The company, Uber, would subsist in "more innovation-friendly cities" like Boston and Toronto, its chief executive said in 2012. Its six-week, legally questionable stint inside New York City's yellow cabs, which had allowed drivers and passengers to find each other with the touch of a phone, was over.
But more than 18 months later, with the technology now approved by city officials and accepted by riders, it seems the relationship has been consummated in earnest.
A top official at the Taxi and Limousine Commission, Ashwini Chhabra, is leaving for Uber, he said on Monday, becoming the company's first head of policy development and community engagement.
The move comes days after the commission approved an extension of a pilot program for street-hailing smartphone apps, including Hailo and Taxi Magic.
Though some city and industry officials have previously expressed concerns about the technology's growth, questioning whether those without cellphones might find themselves with unequal taxi access, a report from the taxi commission last week said the apps had been a success.
Both drivers and passengers have cited the apps' value when they find themselves in neighborhoods outside of central Manhattan, where street-hail service is less common.
Those in the black and livery car industries had complained that the apps would undercut their business.
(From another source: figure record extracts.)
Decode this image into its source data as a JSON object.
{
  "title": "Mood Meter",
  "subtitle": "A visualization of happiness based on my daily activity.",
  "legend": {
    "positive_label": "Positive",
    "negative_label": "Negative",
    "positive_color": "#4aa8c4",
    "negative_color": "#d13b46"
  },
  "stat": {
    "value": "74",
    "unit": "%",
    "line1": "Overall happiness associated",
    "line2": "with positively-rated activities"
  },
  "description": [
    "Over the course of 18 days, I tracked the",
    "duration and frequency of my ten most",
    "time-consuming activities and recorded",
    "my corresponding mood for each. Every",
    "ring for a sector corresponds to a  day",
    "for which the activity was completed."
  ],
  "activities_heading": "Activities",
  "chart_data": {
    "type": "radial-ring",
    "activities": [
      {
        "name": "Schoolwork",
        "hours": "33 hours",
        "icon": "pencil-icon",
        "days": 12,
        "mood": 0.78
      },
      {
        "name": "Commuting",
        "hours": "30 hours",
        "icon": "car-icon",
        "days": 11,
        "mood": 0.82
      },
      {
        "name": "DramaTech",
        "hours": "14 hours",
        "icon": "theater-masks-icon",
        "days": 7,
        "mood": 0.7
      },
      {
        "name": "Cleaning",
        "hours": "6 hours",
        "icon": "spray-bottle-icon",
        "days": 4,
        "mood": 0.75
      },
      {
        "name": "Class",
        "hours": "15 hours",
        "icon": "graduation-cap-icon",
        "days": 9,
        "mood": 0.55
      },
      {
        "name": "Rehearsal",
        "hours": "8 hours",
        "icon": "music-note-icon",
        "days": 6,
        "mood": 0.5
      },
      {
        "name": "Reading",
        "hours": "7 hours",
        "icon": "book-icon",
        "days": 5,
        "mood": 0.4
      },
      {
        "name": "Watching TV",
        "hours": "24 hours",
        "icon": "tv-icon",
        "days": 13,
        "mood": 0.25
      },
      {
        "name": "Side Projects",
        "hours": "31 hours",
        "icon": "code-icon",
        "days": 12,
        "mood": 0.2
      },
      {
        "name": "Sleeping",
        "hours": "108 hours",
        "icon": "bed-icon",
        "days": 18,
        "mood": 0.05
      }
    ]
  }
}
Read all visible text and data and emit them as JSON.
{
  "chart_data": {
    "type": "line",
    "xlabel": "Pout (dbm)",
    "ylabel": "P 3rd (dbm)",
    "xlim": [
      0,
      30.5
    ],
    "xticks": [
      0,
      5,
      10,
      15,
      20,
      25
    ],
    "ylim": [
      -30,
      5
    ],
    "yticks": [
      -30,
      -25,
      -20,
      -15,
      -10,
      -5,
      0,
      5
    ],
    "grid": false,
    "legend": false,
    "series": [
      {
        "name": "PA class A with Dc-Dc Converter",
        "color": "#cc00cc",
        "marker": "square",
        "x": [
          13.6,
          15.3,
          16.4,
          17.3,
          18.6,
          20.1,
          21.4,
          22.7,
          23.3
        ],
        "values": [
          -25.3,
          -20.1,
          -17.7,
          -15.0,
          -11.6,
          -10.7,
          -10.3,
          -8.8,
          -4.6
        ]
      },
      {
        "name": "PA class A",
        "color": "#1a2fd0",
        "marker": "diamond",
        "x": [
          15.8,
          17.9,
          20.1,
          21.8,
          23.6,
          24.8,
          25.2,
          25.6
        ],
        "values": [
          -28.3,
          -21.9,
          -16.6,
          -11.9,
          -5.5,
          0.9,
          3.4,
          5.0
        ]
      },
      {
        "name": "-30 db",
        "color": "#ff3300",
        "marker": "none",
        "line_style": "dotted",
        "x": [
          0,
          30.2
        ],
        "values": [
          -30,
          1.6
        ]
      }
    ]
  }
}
But according to the commission's review, so-called e-hails accounted for less than one in every 200 yellow-cab pickups, suggesting that any effect on the finances of the for-hire vehicle business has been limited.
During his tenure as deputy commissioner for policy and planning, Mr. Chhabra said, the agency did not always progress as quickly as he would have liked on smartphone apps.
"I won't say that at New York TLC, we always got it right," he said. "Regulators often move slower than entrepreneurs."